John O’Keefe (born November 18, 1939, New York City, New York, U.S.) is a British-American neuroscientist who contributed to the discovery of place cells in the hippocampus of the brain and elucidated their role in cognitive (spatial) mapping. O’Keefe’s investigations of impairments in the cognitive mapping abilities of rats had important implications for the understanding of Alzheimer disease and other human neurological conditions in which affected persons fail to recognize their surroundings. For his contributions to the understanding of neural processes involved in the mental representation of spatial environments, O’Keefe shared the 2014 Nobel Prize for Physiology or Medicine with Norwegian neuroscientists May-Britt Moser and Edvard I. Moser.
O’Keefe grew up in New York City, the son of Irish immigrants.
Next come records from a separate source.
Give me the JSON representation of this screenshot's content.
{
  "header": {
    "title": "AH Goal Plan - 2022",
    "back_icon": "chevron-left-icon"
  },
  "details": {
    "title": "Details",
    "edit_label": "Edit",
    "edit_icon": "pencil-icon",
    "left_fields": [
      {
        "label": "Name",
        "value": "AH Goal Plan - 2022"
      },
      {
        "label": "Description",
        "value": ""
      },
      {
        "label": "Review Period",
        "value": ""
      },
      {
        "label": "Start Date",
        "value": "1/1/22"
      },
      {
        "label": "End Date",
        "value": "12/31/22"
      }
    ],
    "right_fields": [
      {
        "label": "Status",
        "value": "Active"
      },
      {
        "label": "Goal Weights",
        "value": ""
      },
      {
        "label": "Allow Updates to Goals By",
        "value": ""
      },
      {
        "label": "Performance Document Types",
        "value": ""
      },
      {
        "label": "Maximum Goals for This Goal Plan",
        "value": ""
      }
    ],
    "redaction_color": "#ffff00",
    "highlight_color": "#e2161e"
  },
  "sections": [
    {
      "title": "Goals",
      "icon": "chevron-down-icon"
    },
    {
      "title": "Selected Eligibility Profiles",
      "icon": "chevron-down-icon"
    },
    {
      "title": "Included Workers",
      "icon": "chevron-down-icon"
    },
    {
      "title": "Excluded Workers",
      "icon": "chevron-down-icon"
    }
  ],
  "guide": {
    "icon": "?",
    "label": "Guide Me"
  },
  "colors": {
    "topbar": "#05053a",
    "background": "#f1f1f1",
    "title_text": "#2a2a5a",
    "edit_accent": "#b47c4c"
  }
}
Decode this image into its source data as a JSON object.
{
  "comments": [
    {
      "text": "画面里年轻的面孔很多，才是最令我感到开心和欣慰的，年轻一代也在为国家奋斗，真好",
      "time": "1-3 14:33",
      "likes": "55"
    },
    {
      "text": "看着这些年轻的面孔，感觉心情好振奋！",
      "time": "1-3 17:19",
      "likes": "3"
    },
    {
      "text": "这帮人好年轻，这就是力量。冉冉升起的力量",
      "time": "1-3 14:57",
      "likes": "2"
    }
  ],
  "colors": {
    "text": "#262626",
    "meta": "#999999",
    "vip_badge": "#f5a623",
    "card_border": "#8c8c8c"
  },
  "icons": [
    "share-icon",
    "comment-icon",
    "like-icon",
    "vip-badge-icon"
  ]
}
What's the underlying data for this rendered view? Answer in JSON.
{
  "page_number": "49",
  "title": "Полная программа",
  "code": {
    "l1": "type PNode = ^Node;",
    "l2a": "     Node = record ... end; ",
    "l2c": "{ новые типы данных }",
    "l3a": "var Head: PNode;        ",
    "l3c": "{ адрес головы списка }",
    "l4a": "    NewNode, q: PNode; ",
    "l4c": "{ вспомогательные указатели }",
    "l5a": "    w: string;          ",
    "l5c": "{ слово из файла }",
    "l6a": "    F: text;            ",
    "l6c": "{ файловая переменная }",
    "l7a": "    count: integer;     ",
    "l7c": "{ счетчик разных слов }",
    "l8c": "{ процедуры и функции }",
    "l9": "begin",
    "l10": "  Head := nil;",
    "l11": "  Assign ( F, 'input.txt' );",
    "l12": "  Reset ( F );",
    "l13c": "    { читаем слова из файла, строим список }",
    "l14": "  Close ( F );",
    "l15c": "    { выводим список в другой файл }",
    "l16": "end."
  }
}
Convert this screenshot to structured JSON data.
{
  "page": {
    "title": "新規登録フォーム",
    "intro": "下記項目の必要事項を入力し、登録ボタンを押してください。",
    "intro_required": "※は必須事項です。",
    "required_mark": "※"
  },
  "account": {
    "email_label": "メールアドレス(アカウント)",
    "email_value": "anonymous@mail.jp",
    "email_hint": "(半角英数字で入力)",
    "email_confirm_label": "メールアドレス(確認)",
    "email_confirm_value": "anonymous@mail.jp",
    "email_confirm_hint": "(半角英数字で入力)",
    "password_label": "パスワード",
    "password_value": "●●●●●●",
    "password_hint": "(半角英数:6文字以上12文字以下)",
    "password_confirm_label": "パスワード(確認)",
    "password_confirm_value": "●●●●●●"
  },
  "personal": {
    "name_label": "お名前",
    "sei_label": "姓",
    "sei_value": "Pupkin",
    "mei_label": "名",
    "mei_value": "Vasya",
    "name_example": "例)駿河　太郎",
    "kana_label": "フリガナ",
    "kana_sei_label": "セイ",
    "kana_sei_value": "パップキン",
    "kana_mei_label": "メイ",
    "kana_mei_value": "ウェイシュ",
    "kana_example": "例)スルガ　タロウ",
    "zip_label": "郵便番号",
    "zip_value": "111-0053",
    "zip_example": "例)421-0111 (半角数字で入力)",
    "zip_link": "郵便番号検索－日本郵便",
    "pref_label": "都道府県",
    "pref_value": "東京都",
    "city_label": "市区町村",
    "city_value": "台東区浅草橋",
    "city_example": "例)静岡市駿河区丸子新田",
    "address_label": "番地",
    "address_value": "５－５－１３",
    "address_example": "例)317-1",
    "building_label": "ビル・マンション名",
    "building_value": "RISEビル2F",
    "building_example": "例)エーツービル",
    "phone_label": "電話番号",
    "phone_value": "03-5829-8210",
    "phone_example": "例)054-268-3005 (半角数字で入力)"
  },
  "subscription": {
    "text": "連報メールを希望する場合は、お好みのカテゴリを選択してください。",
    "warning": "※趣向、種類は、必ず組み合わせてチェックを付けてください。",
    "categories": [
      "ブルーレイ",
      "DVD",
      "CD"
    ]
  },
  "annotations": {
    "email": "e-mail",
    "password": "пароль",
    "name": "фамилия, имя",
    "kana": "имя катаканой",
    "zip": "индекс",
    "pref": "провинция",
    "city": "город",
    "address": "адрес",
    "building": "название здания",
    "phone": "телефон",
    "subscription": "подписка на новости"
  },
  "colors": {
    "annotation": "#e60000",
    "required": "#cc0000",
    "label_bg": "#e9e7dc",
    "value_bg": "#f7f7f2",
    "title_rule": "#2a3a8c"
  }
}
He studied aeronautical engineering at New York University before enrolling in 1960 at the City College of New York (CCNY) to study philosophy of the mind. After earning a bachelor’s degree from CCNY in 1963, he went to McGill University in Montreal, where he carried out graduate studies in the school’s psychology department. At McGill O’Keefe worked in the laboratory of Canadian psychologist Ronald Melzack, researching the sensory properties of the amygdala (a part of the brain involved in the fight-or-flight response) and developing tools and methods for his investigations. He completed a doctorate degree in physiological psychology in 1967, that same year joining University College London (UCL) as a postdoctoral research fellow. He remained at UCL for the duration of his career, eventually serving as a professor of cognitive neuroscience.
Within a few years at UCL, O’Keefe shifted his research from the amygdala to the hippocampus, attempting to understand its role in animal behaviour. Using techniques to record the activity of individual neurons in the rat hippocampus, he was able to observe the responses of single cells and correlate their activity to specific behaviours. Of particular interest to O’Keefe were rats that had sustained damage to the hippocampus, which produced significant changes in behaviour, such as reduced performance on spatial tasks and hyperactivity in new environments. After many experiments, O’Keefe discovered that cell activity in certain areas of the hippocampus was a function of place, with activity related specifically to where an animal was in its environment. The particular hippocampal areas involved (e.g., CA1) were densely occupied by pyramidal cells—cells that in the context of orientation and navigation became known as place cells. In 1971, with his student Jonathan O. Dostrovsky, O’Keefe published his findings, proposing in their seminal paper that behavioral deficits in animals with hippocampal damage stemmed from the loss of neural systems involved in cognitive mapping.
In 1978 O’Keefe and colleague Lynn Nadel published The Hippocampus as a Cognitive Map, describing in detail a theory that placed the cognitive map—the existence of which was first proposed in 1948 by American psychologist Edward C. Tolman—specifically in the hippocampus. The theory met with skepticism but later gained support through key discoveries by other researchers, including the Mosers’ discovery in 2005 of grid cells—cells located in a part of the brain known as the dorsocaudal medial entorhinal cortex (dMEC) that produce a system of coordinates by which animals determine their spatial position and navigate their environment. Subsequent research revealed that place cells and grid cells interact, with the activity of place cells likely derived from the formation of grids.
The neural system elucidated by O’Keefe and colleagues was described popularly as an “inner GPS.” O’Keefe’s research was crucial in that it provided the first experimental evidence for such a system and offered insight into the ability of animals, including humans, to orient themselves within an environment, to navigate from one place to another, and to remember spatial information. The loss of those abilities in humans is a hallmark of neurological disease, particularly Alzheimer disease, for which O’Keefe’s findings opened up new avenues of research. His work also fueled progress in scientists’ understanding of human cognition, especially aspects of memory.
In addition to the Nobel Prize, O’Keefe was the recipient of other prestigious awards, including the 2013 Louisa Gross Horwitz Prize (shared with the Mosers) and the 2014 Kavli Prize in Neuroscience (shared with Canadian neuropsychologist Brenda Milner and American neurologist Marcus Raichle). O’Keefe was elected a fellow of the Royal Society in 1992 and of the U.K. Academy of Medical Sciences in 1998.